Dampak Hiwar Qur’ani
Hiwar mempunyai dampak yang dalam bagi pembicara juga bagi pendengar pembicaraan. Ini disebabkan beberapa hal, yaitu:
Pertama, dialog itu berlangsung secara dinamis karena kedua belah pihak terlibat langsung dalam pembicaraan, tidak membosankan. Kedua pihak saling memperhatikan. Jika tidak memperhatikan tentu tidak dapat mengikuti jalan pikiran pihak lain.
Kebenaran atau kesalahan masing-masing dapat diketahui dan direspon saat itu juga.
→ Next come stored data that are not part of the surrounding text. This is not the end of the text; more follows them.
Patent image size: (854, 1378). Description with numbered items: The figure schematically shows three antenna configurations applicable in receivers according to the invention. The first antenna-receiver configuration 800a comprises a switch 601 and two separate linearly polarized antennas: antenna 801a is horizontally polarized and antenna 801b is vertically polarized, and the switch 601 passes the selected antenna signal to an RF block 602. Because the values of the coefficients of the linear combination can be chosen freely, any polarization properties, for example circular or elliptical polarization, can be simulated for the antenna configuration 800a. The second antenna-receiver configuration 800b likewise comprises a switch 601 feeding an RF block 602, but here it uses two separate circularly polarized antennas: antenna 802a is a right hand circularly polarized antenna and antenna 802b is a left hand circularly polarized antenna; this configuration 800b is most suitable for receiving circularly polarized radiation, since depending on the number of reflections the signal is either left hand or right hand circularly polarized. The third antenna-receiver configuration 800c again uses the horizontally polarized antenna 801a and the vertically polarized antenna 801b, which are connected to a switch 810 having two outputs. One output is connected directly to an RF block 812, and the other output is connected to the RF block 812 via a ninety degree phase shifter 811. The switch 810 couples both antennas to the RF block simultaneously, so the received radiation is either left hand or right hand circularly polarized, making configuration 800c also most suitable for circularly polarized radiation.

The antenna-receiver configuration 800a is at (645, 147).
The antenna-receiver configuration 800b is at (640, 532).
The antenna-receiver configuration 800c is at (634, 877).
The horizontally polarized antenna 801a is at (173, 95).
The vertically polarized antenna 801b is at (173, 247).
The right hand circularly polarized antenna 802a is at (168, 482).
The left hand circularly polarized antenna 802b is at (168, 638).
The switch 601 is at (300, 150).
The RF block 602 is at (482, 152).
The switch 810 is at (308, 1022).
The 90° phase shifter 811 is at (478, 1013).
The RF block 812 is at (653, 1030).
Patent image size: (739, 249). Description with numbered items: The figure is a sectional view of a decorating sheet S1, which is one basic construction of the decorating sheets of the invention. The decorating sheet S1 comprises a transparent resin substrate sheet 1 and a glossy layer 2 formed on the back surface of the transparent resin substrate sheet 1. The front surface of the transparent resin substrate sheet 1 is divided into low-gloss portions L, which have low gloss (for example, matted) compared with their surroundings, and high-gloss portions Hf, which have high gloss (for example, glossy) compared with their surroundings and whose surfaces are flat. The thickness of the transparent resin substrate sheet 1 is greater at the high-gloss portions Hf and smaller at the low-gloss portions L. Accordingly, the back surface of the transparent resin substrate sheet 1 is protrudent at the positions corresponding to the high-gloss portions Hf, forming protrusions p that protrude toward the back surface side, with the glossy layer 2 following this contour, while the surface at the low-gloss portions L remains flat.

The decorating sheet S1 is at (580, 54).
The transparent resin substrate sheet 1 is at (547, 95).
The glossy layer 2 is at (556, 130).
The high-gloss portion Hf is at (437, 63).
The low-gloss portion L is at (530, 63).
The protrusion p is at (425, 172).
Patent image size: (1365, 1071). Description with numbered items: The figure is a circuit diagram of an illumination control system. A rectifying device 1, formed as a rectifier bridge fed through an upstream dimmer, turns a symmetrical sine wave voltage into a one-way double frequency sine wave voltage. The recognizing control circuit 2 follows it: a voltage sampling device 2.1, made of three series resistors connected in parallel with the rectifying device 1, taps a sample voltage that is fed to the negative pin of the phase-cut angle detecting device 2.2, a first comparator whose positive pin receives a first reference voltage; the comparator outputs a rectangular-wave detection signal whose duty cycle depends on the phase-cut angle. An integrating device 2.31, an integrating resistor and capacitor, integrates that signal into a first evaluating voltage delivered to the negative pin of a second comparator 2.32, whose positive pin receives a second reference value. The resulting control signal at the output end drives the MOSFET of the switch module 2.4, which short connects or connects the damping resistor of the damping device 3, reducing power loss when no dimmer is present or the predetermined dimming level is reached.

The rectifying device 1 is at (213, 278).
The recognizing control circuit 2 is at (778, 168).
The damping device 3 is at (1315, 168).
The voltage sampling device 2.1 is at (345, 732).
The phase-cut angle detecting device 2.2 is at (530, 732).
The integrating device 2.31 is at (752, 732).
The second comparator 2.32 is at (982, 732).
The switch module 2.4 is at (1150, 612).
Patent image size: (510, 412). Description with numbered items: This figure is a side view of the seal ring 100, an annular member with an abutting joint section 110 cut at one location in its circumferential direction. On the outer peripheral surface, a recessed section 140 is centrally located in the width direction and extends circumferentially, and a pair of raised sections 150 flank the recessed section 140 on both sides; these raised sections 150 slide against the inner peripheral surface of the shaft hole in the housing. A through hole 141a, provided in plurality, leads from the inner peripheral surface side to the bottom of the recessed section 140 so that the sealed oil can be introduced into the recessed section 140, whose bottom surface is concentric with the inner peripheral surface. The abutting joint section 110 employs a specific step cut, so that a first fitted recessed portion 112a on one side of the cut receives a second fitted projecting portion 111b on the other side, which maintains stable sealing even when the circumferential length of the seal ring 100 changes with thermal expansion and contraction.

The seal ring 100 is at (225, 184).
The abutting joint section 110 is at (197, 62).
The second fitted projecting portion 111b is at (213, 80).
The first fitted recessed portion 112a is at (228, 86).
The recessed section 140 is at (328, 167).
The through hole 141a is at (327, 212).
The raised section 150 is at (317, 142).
Topic-topik baru seringkali ditemukan dalam pembicaraan seperti itu. Cara kerja metode ini seperti diskusi bebas.
Kedua, pendengar tertarik untuk mengikuti terus pembicaraan itu, karena ia ingin tahu kesimpulannya. Diikuti dengan penuh perhatian, tidak bosan dan tetap semangat.
Ketiga, metode ini dapat membangkitkan perasaan dan menimbulkan kesan dalam jiwa yang membantu mengarahkan seseorang menemukan sendiri kesimpulannya.
Keempat, bila hiwar dilakukan dengan baik, memenuhi akhlak tuntunan Islam, maka cara berdialog, sikap orang yang terlibat, akan mempengaruhi peserta, sehingga meninggalkan pengaruh berupa pendidikan akhlak, sikap dalam berbicara, menghargai pendapat orang lain, dan sebagainya.
Dari pembahasan diatas dapat disimpulkan bahwa komunikasi al-Qur’an dalam dimensi hiwar Qur’ani sangat efektif dalam kontek pendidikan dan pengajaran di sekolah karena hiwar merupakan jembatan yang dapat menghubungkan pemikiran seseorang dengan orang lain dengan mudah. Dan menjadi suatu metode pengajaran yang sangat di sukai oleh Rasulullah SAW pada para sahabat dalam menyampaikan ajaran islam.